Cruz is trying to teach everyone else Spanish through Post-It Notes, and Foster wants to set her partner up with Kyle. Neither of these things will go well. Time for another alarm to break up the so, so awkward!
Foster and Sylvie Brett (Kara Killmer) are called to help a five-year-old who’s somehow high on drugs. Dad realizes that the kid got into his marijuana, which understandably infuriates Mom. She doesn’t want him coming with her to the hospital.
And then Foster admits that she has more history with Kyle—before he was a chaplain, he was a patient! Hearing Kyle’s story about multiple surgeries, rehab and finding his calling, Brett seems to reconsider her offer of his phone number.
After some advice from Stella Kidd (Miranda Rae Mayo), Cruz decides to get his friends to watch telenovelas so they’ll pick up Spanish that way. When they’re not looking at a scantily clad actress. Or Severide isn’t asking Casey about his dinner with Naomi.
But when he gets stood up for their planned meeting, Severide becomes suspicious of his father. And that’s when Chicago Fire starts the plot that punches us in the stomach.
Casey has dinner with Naomi—they’re even sharing the same huge piece of cake. Then she tries to kiss him, and finally Chicago Fire has him realize what’s happening here. He says he’s not sure if he and Dawson are separating or divorcing; she says to call her when he figures it out.
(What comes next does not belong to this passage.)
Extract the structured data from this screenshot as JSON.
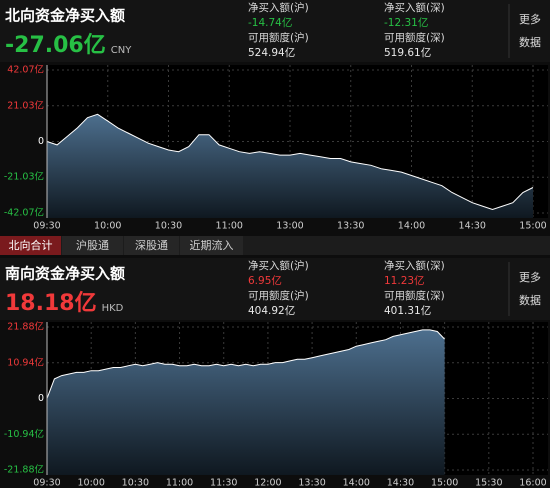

Um, Matt, Gabby took a permanent job in another country. How are you two not getting a divorce? Are you going to separate on the off chance she decides to come back to Chicago? But at least that ambiguity keeps the show from having him make out with a woman he just met an episode ago.
Let’s get back to what matters here, which is Severide. He finds out that his father had a stroke the night before, and has been admitted to Chicago Med. Dr. Ava Bekker (Norma Kuhling) is there and immediately apologizing; she tells him Benny died ten minutes earlier.
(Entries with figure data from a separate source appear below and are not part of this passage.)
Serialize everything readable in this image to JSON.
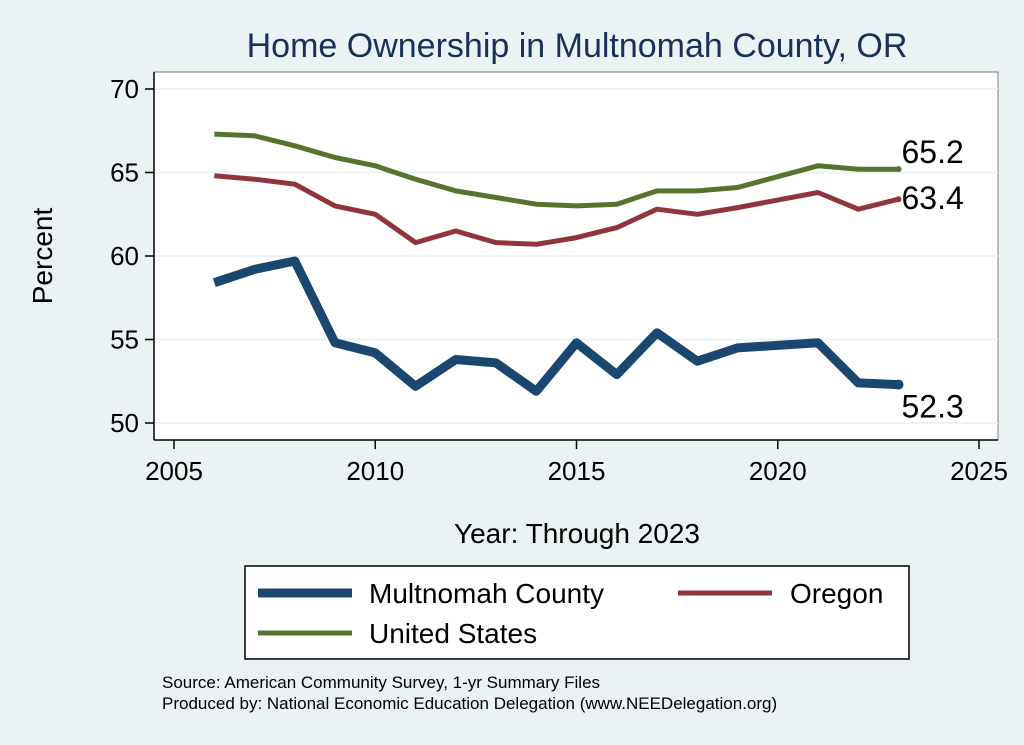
{
  "chart_data": {
    "type": "line",
    "title": "Home Ownership in Multnomah County, OR",
    "xlabel": "Year: Through 2023",
    "ylabel": "Percent",
    "xlim": [
      2005,
      2025
    ],
    "ylim": [
      49.5,
      70.8
    ],
    "xticks": [
      2005,
      2010,
      2015,
      2020,
      2025
    ],
    "yticks": [
      50,
      55,
      60,
      65,
      70
    ],
    "grid": true,
    "legend_position": "bottom",
    "colors": {
      "background": "#eaf2f3",
      "plot_background": "#ffffff",
      "grid": "#eaf2f3",
      "title": "#1a2f59",
      "text": "#000000"
    },
    "series": [
      {
        "name": "Multnomah County",
        "color": "#1a476f",
        "width": 9,
        "x": [
          2006,
          2007,
          2008,
          2009,
          2010,
          2011,
          2012,
          2013,
          2014,
          2015,
          2016,
          2017,
          2018,
          2019,
          2021,
          2022,
          2023
        ],
        "y": [
          58.4,
          59.2,
          59.7,
          54.8,
          54.2,
          52.2,
          53.8,
          53.6,
          51.9,
          54.8,
          52.9,
          55.4,
          53.7,
          54.5,
          54.8,
          52.4,
          52.3
        ],
        "end_label": "52.3"
      },
      {
        "name": "Oregon",
        "color": "#90353b",
        "width": 5,
        "x": [
          2006,
          2007,
          2008,
          2009,
          2010,
          2011,
          2012,
          2013,
          2014,
          2015,
          2016,
          2017,
          2018,
          2019,
          2021,
          2022,
          2023
        ],
        "y": [
          64.8,
          64.6,
          64.3,
          63.0,
          62.5,
          60.8,
          61.5,
          60.8,
          60.7,
          61.1,
          61.7,
          62.8,
          62.5,
          62.9,
          63.8,
          62.8,
          63.4
        ],
        "end_label": "63.4"
      },
      {
        "name": "United States",
        "color": "#55752f",
        "width": 5,
        "x": [
          2006,
          2007,
          2008,
          2009,
          2010,
          2011,
          2012,
          2013,
          2014,
          2015,
          2016,
          2017,
          2018,
          2019,
          2021,
          2022,
          2023
        ],
        "y": [
          67.3,
          67.2,
          66.6,
          65.9,
          65.4,
          64.6,
          63.9,
          63.5,
          63.1,
          63.0,
          63.1,
          63.9,
          63.9,
          64.1,
          65.4,
          65.2,
          65.2
        ],
        "end_label": "65.2"
      }
    ]
  },
  "legend": {
    "items": [
      {
        "label": "Multnomah County",
        "color": "#1a476f",
        "width": 9
      },
      {
        "label": "Oregon",
        "color": "#90353b",
        "width": 5
      },
      {
        "label": "United States",
        "color": "#55752f",
        "width": 5
      }
    ]
  },
  "source": {
    "line1": "Source: American Community Survey, 1-yr Summary Files",
    "line2": "Produced by: National Economic Education Delegation (www.NEEDelegation.org)"
  }
}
Yep, another One Chicago parent killed off for dramatic impact.
Boden breaks the news to Firehouse 51, taking them out of service so that they can go and help their friend. But then he finds out Gorsch is being pulled back to headquarters, vowing to have his revenge all the way out the door. What happened?
In the final minutes of “All The Proof” there’s a bittersweet Chicago Fire reveal. The last thing that Benny Severide did before he died was ask Carl Grissom to oust Jerry Gorsch. Kelly, regretting even more his last words to his father, realizes Benny came through for him in the end. Now where does he go from here?